Nevertheless, turbidity measurements combined with a macroscopic kinetic model can be used for an online estimation of substrate concentration and, in future approaches, will be validated and extended to metabolites (e.g., ammonium), since they play a significant role in cell dynamics and protein production as described above (see Figure 3 and Figure 4).

4. Conclusions

The presented approach of online turbidity and Raman spectroscopy depicts their advantages and disadvantages regarding their implementation in bioprocesses. Turbidity measurements seem to be more suited to a fast and simple technique for interpreting cellular state monitoring, despite the limitations on total cell concentration. Therefore, spectroscopy methods that display the cellular viability, such as Raman coupled to chemometric analysis (e.g., PLS), are in favor. However, the interpretation of the acquired spectra can be complex and are not always obvious. The correlation of total and viable cell concentration using online turbidity (R² ≥ 0.99) and Raman spectroscopy (R² ≥ 0.95), respectively, is sufficient and capable of approximately predicting the glucose (R² ≥ 0.96) and lactate concentration (R² ≥ 0.90) by employing a macroscopic Monod-type model.
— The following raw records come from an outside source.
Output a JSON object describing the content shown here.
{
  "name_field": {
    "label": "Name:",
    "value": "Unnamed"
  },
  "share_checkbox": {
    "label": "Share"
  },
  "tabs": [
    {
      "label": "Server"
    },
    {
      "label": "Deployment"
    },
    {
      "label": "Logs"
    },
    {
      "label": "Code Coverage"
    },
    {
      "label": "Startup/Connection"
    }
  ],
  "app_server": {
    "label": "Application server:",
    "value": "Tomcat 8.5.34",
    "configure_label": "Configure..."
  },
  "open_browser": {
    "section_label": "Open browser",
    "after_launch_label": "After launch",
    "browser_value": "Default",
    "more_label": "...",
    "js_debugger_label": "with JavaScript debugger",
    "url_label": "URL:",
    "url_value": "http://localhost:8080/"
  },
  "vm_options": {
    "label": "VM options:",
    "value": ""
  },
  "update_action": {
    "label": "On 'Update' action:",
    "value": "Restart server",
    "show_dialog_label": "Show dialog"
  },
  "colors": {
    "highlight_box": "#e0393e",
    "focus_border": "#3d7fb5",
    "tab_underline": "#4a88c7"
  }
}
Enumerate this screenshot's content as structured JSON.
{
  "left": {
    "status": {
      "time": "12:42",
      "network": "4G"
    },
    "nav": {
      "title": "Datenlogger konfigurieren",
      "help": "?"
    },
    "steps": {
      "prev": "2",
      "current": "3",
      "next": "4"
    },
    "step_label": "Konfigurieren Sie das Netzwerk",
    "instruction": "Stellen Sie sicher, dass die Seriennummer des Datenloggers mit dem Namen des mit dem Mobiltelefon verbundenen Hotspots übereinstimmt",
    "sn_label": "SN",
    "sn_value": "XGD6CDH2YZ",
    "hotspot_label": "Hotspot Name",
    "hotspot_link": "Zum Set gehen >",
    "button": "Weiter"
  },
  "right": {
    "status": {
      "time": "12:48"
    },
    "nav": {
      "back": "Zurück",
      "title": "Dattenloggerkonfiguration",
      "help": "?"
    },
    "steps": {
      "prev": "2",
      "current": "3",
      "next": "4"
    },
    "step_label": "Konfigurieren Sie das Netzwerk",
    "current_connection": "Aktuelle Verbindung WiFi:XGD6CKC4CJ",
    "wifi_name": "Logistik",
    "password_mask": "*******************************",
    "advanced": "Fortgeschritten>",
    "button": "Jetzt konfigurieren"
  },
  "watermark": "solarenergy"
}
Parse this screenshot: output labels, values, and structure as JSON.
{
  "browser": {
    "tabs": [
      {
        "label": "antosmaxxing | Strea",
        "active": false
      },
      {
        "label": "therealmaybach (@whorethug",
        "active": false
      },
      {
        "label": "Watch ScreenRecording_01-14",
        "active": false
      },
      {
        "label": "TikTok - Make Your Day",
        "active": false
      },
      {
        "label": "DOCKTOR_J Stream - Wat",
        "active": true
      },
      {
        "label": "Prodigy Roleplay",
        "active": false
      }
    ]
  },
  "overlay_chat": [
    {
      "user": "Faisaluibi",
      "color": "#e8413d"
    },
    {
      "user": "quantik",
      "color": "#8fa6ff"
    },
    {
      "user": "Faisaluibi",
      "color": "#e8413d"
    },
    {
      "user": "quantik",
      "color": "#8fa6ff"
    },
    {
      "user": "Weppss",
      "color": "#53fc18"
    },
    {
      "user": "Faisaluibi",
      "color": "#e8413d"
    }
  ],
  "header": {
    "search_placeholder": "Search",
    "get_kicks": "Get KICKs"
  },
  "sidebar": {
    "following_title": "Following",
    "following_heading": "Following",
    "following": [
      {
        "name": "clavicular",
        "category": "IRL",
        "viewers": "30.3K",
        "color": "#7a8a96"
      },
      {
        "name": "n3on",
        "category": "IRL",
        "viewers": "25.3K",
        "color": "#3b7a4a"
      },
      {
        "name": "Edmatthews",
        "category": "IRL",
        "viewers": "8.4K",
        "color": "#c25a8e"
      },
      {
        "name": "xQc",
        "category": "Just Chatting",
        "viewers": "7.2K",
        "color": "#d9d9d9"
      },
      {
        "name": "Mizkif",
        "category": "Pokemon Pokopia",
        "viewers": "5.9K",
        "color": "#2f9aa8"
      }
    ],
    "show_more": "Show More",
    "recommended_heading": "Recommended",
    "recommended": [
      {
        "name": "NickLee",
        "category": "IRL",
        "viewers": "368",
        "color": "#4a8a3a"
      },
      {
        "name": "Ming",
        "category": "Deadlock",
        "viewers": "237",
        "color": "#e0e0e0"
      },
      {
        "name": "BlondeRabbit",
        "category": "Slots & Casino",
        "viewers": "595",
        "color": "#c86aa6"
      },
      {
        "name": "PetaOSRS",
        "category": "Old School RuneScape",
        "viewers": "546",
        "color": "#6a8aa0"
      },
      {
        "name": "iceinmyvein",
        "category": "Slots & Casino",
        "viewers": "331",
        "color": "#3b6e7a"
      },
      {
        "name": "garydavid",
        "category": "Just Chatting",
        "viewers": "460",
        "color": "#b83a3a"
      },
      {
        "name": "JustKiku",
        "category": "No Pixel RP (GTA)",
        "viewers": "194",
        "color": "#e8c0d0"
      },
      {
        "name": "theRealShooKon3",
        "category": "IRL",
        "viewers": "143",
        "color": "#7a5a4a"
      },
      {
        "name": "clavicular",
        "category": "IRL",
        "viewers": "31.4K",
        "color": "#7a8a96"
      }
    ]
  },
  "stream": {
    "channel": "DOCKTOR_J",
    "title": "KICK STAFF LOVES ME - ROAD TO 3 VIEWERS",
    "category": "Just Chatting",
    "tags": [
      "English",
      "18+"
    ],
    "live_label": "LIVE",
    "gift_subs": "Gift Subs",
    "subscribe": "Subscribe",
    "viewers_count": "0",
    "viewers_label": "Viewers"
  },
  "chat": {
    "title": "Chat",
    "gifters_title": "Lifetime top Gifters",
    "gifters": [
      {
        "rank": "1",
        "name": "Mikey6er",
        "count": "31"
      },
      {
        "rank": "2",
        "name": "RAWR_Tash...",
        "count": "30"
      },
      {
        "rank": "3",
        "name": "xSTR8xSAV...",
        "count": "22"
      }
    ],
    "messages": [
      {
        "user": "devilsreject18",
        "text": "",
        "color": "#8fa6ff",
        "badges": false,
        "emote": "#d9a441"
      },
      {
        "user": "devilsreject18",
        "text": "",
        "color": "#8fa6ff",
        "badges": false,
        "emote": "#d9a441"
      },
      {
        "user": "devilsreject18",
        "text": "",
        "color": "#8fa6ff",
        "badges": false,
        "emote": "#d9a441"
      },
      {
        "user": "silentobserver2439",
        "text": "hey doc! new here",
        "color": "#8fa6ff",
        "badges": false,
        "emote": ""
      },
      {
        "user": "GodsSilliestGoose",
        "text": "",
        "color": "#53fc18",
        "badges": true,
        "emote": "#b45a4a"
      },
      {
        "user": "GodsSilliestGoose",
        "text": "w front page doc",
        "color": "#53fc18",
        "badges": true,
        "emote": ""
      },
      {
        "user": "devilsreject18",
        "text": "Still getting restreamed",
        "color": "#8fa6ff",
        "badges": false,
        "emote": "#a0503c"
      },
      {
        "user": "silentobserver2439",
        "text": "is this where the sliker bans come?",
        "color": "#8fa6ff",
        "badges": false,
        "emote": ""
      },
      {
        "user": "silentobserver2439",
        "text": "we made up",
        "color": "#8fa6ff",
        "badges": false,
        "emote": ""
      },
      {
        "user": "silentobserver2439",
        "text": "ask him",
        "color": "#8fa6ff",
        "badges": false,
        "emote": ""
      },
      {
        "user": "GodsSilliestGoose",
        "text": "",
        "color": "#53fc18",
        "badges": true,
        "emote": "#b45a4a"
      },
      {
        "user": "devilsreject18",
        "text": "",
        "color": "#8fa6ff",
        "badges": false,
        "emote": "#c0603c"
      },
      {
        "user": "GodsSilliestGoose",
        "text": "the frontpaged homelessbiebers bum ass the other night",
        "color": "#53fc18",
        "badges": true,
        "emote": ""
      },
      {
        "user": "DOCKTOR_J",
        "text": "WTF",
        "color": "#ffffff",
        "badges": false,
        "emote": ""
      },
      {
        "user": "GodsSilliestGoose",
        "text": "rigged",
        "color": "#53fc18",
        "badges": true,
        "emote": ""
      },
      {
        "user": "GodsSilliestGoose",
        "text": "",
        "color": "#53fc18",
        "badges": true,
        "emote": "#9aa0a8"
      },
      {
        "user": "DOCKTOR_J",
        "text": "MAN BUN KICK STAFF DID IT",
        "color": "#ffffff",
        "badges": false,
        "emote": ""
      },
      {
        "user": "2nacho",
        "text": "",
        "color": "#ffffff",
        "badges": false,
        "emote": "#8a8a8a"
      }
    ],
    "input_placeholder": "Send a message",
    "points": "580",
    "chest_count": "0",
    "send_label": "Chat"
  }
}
In order to measure, analyze, monitor, and ultimately control all important attributes of a bioprocess, reliable measurement techniques are essential. In future approaches, the prediction of the glucose concentration will be further validated and implemented into a control strategy using turbidity or Raman spectroscopy, as well as an OPC platform. This strategy will merge online measurements, macroscopic models, and finally advanced process control for robust and reliable batch or continuous operation.

Those steps are also crucial for any innovation and optimization of the manufacturing technology of biologics such as, e.g., the transfer form batch to continuous processes. In a continuous operation, process robustness is even more crucial in order to prevent failures or instabilities, as the annual costs would be significantly higher than in a comparable batch operation. First studies on continuous biomanufacturing prove better reproducibility [51]. Appropriate process control strategies based on sound PAT tools, in combination with process modeling technologies, as shown here, will keep critical product quality attributes reliably within specification by controlling operation parameters within their design space.

Improved reliability in process operation will enable manufacturing optimization projects and even innovation in industrialization towards more economic manufacturing of innovative medicines for the patients’ sake [52,53,54,55,56,57].